Выложив перед Сакзей свой замысел, Арсланапа почувствовал в душе некоторое облегчение. Кажется, он хорошо придумал – напасть на угров. Один раз много лет назад он славно прошёлся по их сёлам, не оставив за собой ни пяди неразорённой земли. В предвкушении богатой добычи солтан прикрыл веки и сладостно потянулся.
С наступлением сумерек половцы Арсланапы и Сакзи наскоро погрузили на телеги юрты, взобрались на коней и стремглав рванули прочь от Адрианополя. Надрывно скрипели несмазанные колёса, ржали отощавшие кони. Утром перед ними уже лежала опустошённая обезлюдевшая Болгария. Арсланапа торопился выйти на Дунай, к весенним пастбищам. Кипчаки неслись бешеным галопом, не жалея скакунов, без конца оглядываясь – не мчит ли следом посланная Тогортой погоня. Но было спокойно, лишь редкие птицы кружили над пепелищами. Не останавливаясь, скакали денно и нощно, преодолевая бурные реки и горные перевалы.
Когда, наконец, вдали под сизым небом мелькнул серебристый Дунай, Арсланапа перевёл дух. Глаза его вожделенно заблестели, он вытянул руку и указал нагайкой в сторону земли угров.
– Вперёд, верные мои воины! – рявкнул солтан. – Возьмём в уграх полон! Золото! Добычу! В аксамит и парчу оденем наших жён! Накормим наших коней свежей травой! Предадим огню сёла и города!
Кипчаки ответили ему одобрительными звериными воплями.
Глава 17. Кровь и слёзы
Ранней весной орда Арсланапы хлынула в долину Тисы. Удар половецкой конницы получился мощным и неожиданным. Словно ураганом были сметены приграничные сторожевые отряды, взяты копьём городки, разграблены и сожжены сёла. Всюду сеяли свирепые степняки смерть, несли они с собой в каждую угорскую, славянскую, валашскую семью тяжкие горести.
Над пуштой[157] взвивался в небо чёрный дым, горела земля, ветер разносил далеко по степи всепожирающий страшный огонь.
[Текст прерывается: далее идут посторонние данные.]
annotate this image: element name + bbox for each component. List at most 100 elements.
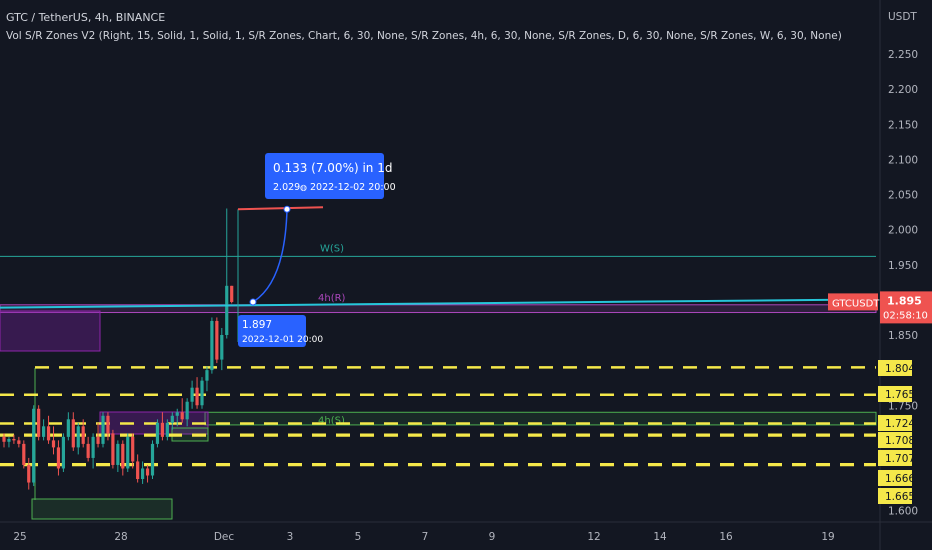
candle-body bbox=[126, 436, 130, 469]
sr-price-label: 1.765 bbox=[885, 389, 915, 401]
sr-price-tag bbox=[878, 450, 912, 466]
candle-body bbox=[145, 468, 150, 476]
candle-body bbox=[51, 440, 56, 448]
candle-body bbox=[131, 436, 135, 462]
candle-body bbox=[71, 419, 75, 448]
candle-body bbox=[81, 426, 85, 444]
candle-body bbox=[141, 468, 145, 480]
last-price-countdown: 02:58:10 bbox=[883, 310, 928, 321]
candle-body bbox=[150, 443, 155, 476]
x-tick-label: 16 bbox=[719, 531, 733, 543]
x-tick-label: 3 bbox=[287, 531, 294, 543]
x-tick-label: Dec bbox=[214, 531, 235, 543]
symbol-tag-label: GTCUSDT bbox=[832, 298, 880, 309]
sr-price-tag bbox=[878, 470, 912, 486]
candle-body bbox=[155, 422, 160, 444]
sr-price-tag bbox=[878, 432, 912, 448]
candle-body bbox=[46, 426, 51, 441]
candle-body bbox=[185, 401, 189, 420]
candle-body bbox=[56, 447, 61, 469]
zone-label: W(S) bbox=[320, 243, 344, 254]
candle-body bbox=[106, 415, 110, 434]
candle-body bbox=[12, 438, 16, 441]
candle-body bbox=[27, 464, 31, 483]
sr-price-tag bbox=[878, 415, 912, 431]
sr-price-label: 1.707 bbox=[885, 453, 915, 465]
candle-body bbox=[42, 426, 46, 437]
chart-title: GTC / TetherUS, 4h, BINANCE bbox=[6, 11, 166, 24]
candle-body bbox=[230, 285, 234, 302]
candle-body bbox=[160, 422, 164, 437]
candle-body bbox=[225, 285, 229, 335]
x-tick-label: 7 bbox=[422, 531, 429, 543]
measure-curve bbox=[252, 209, 288, 303]
clock-icon: ◍ bbox=[300, 183, 307, 192]
candle-body bbox=[220, 335, 224, 360]
measure-start-price: 1.897 bbox=[242, 319, 272, 331]
candle-body bbox=[180, 412, 184, 420]
candle-body bbox=[205, 370, 209, 381]
candle-body bbox=[22, 443, 26, 465]
candle-body bbox=[101, 415, 105, 444]
measure-end-point bbox=[283, 205, 291, 213]
zone-label: 4h(S) bbox=[318, 415, 345, 426]
sr-price-tag bbox=[878, 386, 912, 402]
candle-body bbox=[165, 422, 169, 437]
candle-body bbox=[121, 443, 125, 469]
candle-body bbox=[61, 436, 65, 469]
measure-tooltip bbox=[265, 153, 384, 199]
sr-price-label: 1.665 bbox=[885, 491, 915, 503]
last-price-value: 1.895 bbox=[887, 294, 922, 307]
y-tick-label: 1.950 bbox=[888, 260, 918, 272]
zone-4h-support bbox=[204, 411, 877, 426]
measure-start-point bbox=[249, 298, 257, 306]
indicator-legend[interactable]: Vol S/R Zones V2 (Right, 15, Solid, 1, S… bbox=[6, 30, 842, 42]
y-tick-label: 2.100 bbox=[888, 154, 918, 166]
candle-body bbox=[96, 436, 100, 444]
candle-body bbox=[116, 443, 120, 465]
candle-body bbox=[2, 436, 6, 442]
sr-price-tag bbox=[878, 488, 912, 504]
candle-body bbox=[76, 426, 80, 448]
sr-price-label: 1.724 bbox=[885, 418, 915, 430]
candle-body bbox=[175, 412, 179, 416]
candle-body bbox=[37, 408, 41, 437]
y-tick-label: 2.250 bbox=[888, 49, 918, 61]
x-tick-label: 14 bbox=[653, 531, 667, 543]
candle-body bbox=[136, 461, 140, 480]
y-tick-label: 1.600 bbox=[888, 506, 918, 518]
sr-price-label: 1.804 bbox=[885, 363, 915, 375]
candle-body bbox=[86, 443, 90, 458]
candle-body bbox=[7, 438, 11, 442]
candle-body bbox=[210, 320, 214, 371]
measure-sub-time: 2022-12-02 20:00 bbox=[310, 182, 396, 193]
x-tick-label: 19 bbox=[821, 531, 834, 543]
candle-body bbox=[66, 419, 70, 437]
measure-start-time: 2022-12-01 20:00 bbox=[242, 335, 323, 345]
measure-sub-price: 2.029 bbox=[273, 182, 300, 193]
zone-label: 4h(R) bbox=[318, 293, 346, 304]
x-tick-label: 25 bbox=[13, 531, 26, 543]
sr-price-tag bbox=[878, 360, 912, 376]
candle-body bbox=[195, 387, 199, 406]
y-tick-label: 1.850 bbox=[888, 330, 918, 342]
y-tick-label: 2.150 bbox=[888, 119, 918, 131]
y-tick-label: 2.050 bbox=[888, 190, 918, 202]
sr-price-label: 1.666 bbox=[885, 473, 915, 485]
candle-body bbox=[17, 440, 21, 444]
candle-body bbox=[200, 380, 204, 406]
x-tick-label: 9 bbox=[489, 531, 496, 543]
currency-label: USDT bbox=[888, 11, 917, 23]
y-tick-label: 2.200 bbox=[888, 84, 918, 96]
candle-body bbox=[170, 415, 174, 423]
last-price-tag bbox=[880, 291, 932, 324]
last-price-line bbox=[0, 298, 877, 309]
candle-body bbox=[190, 387, 194, 402]
x-tick-label: 28 bbox=[114, 531, 127, 543]
zone-box-left bbox=[0, 310, 101, 352]
candle-body bbox=[111, 433, 115, 465]
candle-body bbox=[32, 408, 36, 483]
y-tick-label: 2.000 bbox=[888, 225, 918, 237]
candle-body bbox=[215, 320, 219, 360]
Велением короля Ласло по сёлам, деревням и хуторам Мадьярии биричи[158] провезли окровавленную харалужную[159] саблю – знак войны.
В Эстергоме в большой палате дворца собран был королевский совет. Спесивые бароны, сверкающие красочным разноцветьем кафтанов, заняли строго по чину места на скамьях, полукругом расставленных перед троном.
Вошедший в палату скорым военным шагом король Ласло быстрым взором обвёл собрание сановников. Высокое чело его было бледно, пальцы, сжимающие чётки, сжимались в кулаки, он сел в монаршье кресло и резким отрывистым голосом заговорил:
– Куманы ворвались в наши земли! Топчут пашни, угоняют в неволю колонов![160] Жду ваших советов, лучшие и достойные мужи. Как нам поступить?
Поднялся – медленно, опираясь на посох – Коломан.
– Нечего тут совещаться, дядя. Шли конницу за Тису. Куманы рыщут под Дебреценом. Пока не ушли далеко, догоним их и отберём пленных.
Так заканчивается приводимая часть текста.